As well as allowing for wider than usual asset class diversification, the fund can also use a range of investment vehicles, including unlisted or direct investments (presumably the appetite for these is tempered by their relative illiquidity). It is likely that last year’s returns were enhanced by inclusion of exposure to developed nation “high-yield debt”, such as corporate and sovereign bonds. And finally, in line with the core idea of DAA, the fund can increase or decrease its exposure to these risky assets, to minimise the volatility and risk of loss.

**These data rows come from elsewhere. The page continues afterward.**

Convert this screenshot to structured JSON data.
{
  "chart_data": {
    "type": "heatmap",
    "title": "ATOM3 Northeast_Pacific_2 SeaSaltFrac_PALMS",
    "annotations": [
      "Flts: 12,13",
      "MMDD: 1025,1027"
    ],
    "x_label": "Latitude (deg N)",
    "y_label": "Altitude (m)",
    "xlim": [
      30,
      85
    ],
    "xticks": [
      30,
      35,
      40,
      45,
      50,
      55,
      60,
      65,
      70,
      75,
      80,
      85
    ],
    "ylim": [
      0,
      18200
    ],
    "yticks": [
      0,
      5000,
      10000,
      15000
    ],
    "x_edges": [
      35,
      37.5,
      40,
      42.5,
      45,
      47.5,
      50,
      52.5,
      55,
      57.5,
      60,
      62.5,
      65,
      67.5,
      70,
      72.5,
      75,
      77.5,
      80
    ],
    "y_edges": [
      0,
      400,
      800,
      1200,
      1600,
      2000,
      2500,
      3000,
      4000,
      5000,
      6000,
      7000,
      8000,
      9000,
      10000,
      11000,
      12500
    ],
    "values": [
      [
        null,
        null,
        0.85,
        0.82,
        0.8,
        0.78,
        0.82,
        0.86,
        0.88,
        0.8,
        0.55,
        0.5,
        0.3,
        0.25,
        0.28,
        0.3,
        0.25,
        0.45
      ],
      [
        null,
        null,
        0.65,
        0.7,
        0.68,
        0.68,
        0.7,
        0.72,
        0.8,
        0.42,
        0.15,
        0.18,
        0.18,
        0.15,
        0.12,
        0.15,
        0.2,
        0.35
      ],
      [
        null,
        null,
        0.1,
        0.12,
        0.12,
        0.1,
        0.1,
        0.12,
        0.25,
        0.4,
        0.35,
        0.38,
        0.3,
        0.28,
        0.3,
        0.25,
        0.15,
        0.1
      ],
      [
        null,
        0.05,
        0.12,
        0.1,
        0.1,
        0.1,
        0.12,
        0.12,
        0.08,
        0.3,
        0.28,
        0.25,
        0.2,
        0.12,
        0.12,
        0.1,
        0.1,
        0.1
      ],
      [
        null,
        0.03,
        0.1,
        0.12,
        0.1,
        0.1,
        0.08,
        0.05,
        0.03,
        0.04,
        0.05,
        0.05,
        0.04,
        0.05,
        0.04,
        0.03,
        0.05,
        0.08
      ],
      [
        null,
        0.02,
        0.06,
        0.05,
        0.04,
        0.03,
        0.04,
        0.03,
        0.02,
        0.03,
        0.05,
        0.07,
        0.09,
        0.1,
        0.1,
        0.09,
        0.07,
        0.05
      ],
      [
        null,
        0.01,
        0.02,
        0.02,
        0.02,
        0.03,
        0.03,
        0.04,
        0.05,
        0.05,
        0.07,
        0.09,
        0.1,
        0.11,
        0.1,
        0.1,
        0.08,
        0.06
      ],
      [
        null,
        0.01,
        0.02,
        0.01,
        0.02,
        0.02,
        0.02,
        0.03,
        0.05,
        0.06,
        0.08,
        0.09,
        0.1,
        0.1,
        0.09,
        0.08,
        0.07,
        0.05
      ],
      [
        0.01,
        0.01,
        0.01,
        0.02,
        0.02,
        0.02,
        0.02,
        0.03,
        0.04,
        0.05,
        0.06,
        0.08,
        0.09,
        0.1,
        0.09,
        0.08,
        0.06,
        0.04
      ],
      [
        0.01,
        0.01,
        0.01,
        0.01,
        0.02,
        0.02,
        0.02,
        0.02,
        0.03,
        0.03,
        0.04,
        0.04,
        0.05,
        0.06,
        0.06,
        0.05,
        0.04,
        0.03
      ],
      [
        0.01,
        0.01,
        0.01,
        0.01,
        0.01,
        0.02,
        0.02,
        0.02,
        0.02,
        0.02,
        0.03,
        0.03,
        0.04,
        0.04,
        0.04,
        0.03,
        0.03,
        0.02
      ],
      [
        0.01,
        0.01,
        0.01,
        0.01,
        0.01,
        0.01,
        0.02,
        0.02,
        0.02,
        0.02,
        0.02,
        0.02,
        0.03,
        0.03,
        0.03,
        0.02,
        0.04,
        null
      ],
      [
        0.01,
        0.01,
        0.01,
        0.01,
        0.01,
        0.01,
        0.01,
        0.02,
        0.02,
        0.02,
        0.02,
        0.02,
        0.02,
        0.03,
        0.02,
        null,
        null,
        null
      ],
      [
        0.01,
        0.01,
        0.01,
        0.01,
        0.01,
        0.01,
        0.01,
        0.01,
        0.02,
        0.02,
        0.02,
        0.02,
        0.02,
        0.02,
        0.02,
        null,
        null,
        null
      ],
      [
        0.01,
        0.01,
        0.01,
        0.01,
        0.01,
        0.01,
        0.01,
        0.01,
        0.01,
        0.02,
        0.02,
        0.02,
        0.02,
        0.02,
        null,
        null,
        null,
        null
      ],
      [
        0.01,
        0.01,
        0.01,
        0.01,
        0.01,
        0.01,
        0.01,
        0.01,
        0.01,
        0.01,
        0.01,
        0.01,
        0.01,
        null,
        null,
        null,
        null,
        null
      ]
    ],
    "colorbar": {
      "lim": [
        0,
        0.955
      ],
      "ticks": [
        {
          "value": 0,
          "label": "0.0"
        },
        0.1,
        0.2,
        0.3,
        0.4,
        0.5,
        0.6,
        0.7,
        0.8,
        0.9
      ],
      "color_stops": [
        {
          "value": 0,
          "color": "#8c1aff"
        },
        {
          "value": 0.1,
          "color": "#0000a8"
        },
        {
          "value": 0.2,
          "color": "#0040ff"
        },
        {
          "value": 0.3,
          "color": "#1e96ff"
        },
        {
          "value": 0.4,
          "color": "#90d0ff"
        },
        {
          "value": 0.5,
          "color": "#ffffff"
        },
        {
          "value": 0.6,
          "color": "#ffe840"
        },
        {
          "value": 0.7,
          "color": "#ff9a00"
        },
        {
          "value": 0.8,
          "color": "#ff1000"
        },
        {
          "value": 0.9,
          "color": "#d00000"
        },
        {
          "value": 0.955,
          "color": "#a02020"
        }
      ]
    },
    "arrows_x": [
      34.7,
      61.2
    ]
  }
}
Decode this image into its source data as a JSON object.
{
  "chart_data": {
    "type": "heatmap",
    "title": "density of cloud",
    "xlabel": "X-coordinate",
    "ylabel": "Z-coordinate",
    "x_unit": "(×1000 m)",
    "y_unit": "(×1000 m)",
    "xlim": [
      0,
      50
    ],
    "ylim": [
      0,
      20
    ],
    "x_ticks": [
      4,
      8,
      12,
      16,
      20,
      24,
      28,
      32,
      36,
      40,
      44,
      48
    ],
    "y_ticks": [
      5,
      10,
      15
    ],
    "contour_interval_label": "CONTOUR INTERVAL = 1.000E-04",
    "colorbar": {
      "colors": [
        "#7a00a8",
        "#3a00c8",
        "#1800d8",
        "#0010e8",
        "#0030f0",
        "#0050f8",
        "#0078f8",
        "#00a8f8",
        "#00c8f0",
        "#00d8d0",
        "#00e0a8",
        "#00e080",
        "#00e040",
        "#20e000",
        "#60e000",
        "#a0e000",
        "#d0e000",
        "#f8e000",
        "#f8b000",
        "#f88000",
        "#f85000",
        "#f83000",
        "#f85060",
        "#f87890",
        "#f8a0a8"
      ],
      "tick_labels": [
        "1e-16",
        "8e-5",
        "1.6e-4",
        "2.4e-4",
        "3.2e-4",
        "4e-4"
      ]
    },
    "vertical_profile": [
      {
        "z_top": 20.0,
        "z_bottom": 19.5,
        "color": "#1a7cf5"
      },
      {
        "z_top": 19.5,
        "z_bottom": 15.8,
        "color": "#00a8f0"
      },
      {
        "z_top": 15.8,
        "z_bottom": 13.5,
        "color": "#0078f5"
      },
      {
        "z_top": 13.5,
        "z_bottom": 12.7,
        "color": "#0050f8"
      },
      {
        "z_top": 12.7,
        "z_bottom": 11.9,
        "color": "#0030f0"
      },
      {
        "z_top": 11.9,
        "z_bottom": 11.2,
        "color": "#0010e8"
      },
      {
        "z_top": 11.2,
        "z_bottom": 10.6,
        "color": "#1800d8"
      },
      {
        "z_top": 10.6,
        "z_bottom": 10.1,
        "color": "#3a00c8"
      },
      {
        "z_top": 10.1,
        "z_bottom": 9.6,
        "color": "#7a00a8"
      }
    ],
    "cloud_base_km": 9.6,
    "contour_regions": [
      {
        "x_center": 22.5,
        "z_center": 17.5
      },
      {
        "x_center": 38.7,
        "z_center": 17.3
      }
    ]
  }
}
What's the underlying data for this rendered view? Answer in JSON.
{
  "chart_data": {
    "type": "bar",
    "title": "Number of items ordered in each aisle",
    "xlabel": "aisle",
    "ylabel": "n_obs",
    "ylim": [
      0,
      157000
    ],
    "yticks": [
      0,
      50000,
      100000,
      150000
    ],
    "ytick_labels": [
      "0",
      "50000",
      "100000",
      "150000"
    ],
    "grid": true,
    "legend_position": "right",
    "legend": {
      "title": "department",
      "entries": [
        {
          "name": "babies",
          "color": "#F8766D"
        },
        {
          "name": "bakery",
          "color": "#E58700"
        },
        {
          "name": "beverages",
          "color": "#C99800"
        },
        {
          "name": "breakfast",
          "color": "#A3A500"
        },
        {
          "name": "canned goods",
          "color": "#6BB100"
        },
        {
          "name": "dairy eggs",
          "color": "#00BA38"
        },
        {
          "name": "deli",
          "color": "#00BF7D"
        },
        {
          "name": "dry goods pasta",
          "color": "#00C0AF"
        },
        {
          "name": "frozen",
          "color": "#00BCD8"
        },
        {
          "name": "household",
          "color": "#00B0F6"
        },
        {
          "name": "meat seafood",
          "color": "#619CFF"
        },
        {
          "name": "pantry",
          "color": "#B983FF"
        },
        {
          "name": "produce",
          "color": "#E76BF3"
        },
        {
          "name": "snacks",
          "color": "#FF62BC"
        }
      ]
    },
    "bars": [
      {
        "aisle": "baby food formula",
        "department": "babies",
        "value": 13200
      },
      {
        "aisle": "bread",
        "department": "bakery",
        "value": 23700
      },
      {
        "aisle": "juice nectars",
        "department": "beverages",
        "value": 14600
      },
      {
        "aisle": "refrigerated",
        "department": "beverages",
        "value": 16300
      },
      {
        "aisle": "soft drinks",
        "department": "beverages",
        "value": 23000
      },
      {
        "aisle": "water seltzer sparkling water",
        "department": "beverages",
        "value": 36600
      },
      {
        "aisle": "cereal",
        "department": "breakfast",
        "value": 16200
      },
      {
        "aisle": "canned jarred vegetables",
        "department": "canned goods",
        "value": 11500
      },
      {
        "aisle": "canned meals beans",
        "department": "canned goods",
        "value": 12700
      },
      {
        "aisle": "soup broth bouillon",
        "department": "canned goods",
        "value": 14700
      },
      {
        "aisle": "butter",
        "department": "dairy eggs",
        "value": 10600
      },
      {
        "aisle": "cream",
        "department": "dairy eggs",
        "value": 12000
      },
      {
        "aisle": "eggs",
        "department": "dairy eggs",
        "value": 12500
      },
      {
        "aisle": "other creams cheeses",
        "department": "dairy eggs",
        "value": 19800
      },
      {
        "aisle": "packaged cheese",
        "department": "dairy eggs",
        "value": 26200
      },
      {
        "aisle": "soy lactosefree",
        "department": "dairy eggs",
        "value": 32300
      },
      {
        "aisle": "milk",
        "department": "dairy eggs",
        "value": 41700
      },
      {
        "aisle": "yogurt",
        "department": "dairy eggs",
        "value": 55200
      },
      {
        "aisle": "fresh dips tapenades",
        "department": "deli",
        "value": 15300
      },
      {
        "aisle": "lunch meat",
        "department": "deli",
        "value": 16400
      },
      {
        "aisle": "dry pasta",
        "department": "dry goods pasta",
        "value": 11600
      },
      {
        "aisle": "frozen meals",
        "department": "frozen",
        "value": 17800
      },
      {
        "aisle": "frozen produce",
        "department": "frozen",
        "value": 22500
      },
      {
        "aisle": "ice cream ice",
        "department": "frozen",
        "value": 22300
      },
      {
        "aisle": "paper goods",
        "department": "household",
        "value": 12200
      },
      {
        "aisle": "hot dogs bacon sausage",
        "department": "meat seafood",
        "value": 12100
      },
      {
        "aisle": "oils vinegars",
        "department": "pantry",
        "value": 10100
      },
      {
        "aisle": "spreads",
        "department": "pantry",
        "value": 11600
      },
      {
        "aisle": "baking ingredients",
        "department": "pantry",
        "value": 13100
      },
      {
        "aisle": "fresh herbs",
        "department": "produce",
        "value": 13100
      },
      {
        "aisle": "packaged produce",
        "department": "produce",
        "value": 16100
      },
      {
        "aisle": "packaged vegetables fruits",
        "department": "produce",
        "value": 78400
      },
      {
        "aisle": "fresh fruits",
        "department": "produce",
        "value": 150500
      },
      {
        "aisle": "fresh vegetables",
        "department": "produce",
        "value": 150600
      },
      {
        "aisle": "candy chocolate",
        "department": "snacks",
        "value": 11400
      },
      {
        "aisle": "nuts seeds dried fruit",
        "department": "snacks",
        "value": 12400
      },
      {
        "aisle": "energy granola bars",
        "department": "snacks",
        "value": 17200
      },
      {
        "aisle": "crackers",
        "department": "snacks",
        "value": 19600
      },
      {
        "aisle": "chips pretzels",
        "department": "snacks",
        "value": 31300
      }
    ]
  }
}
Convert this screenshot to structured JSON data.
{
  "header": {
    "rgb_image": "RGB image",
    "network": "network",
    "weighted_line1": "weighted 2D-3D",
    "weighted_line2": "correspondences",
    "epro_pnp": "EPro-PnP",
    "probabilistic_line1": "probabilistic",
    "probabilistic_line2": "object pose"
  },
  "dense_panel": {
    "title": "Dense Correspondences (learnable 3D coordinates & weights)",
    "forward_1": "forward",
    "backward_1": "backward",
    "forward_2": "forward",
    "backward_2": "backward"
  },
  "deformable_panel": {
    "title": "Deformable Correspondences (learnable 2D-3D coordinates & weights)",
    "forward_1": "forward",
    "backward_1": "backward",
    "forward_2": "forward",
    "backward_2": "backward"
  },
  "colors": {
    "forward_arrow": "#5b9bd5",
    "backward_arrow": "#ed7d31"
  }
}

DAA has spawned its own lexicon including the fashionable concept of “risk-on/risk-off.” This simply means that investors now have the encouragement of moving into and out of assets to avoid the risk of loss arising from structural or broad market disruption. This isn’t seen as using a trading approach to generate revenues, more so it is an acknowledgment that the old adage of “time in the market, not timing the market” is far less viable now than it once was.

And here is the ultimate value provided by funds like the Multi Asset Fund. The problem for normal investors is that they don’t typically have the skills to decide when to increase or decrease exposure to risky assets, nor do they have the capacity to swiftly buy or sell a broad range of assets quickly.

The precise method the Multi Asset Fund uses to guide its DAA isn’t disclosed publicly, and this “black box” may be one of the reasons why inflows to the Multi Asset Fund have been slow. Investment managers right now are debating the utility of measures like volatility targeting and momentum to predict and manage risk, and it’s likely that these or variants are part of the DAA toolset that the Multi Asset Fund is using. Some commentary on the methodology used by AMP for this fund would be welcome.

The fund deploys DAA within the context of a unitised investment fund, where portfolio wide allocation changes are implemented by the manager for the benefit of all unit holders. Since the Multi Asset Fund uses a traditional “managed investment scheme” structure, high levels of turnover can mean that unit holders suffer from a relatively high tax bill, some of which may not receive the benefit of concessional CGT treatment. That may be a small price to pay if the fund performs in line with its stated objectives.

The Multi Asset Fund is little more than 12 months old and so it’s hard to comment on its performance. Fees for retail investors (direct investors, without a financial adviser) are a modest 1.15% including GST. Some of the underlying fund managers in which the Multi Asset Fund invests may charge base as well as additional performance related fees; these are deducted from the performance of those funds so don’t represent an additional impost to Multi Asset Fund investors.

Actual performance data is only available for the “adviser only” version of the Multi Asset Fund, with the slightly lower than retail fee load of 0.98% pa, the adviser version has produced returns of 7.86% for calendar 2011. Since this period included some profoundly volatile periods, if the Multi Asset Fund can continue to generate such returns, it will be a great addition to portfolios.

The score: 4 stars
0.5 Ease of understanding/transparency
1.0 Fees
0.5 Performance/durability/volatility/relevance of underlying asset
1.0 Regulatory profile/risks
1.0 Innovation

Tony Rumble is the founder of the ASX-listed products course LPAC Online. He provides asset consulting and financial product services with Alpha Invest but does not receive any benefit in relation to the product reviewed.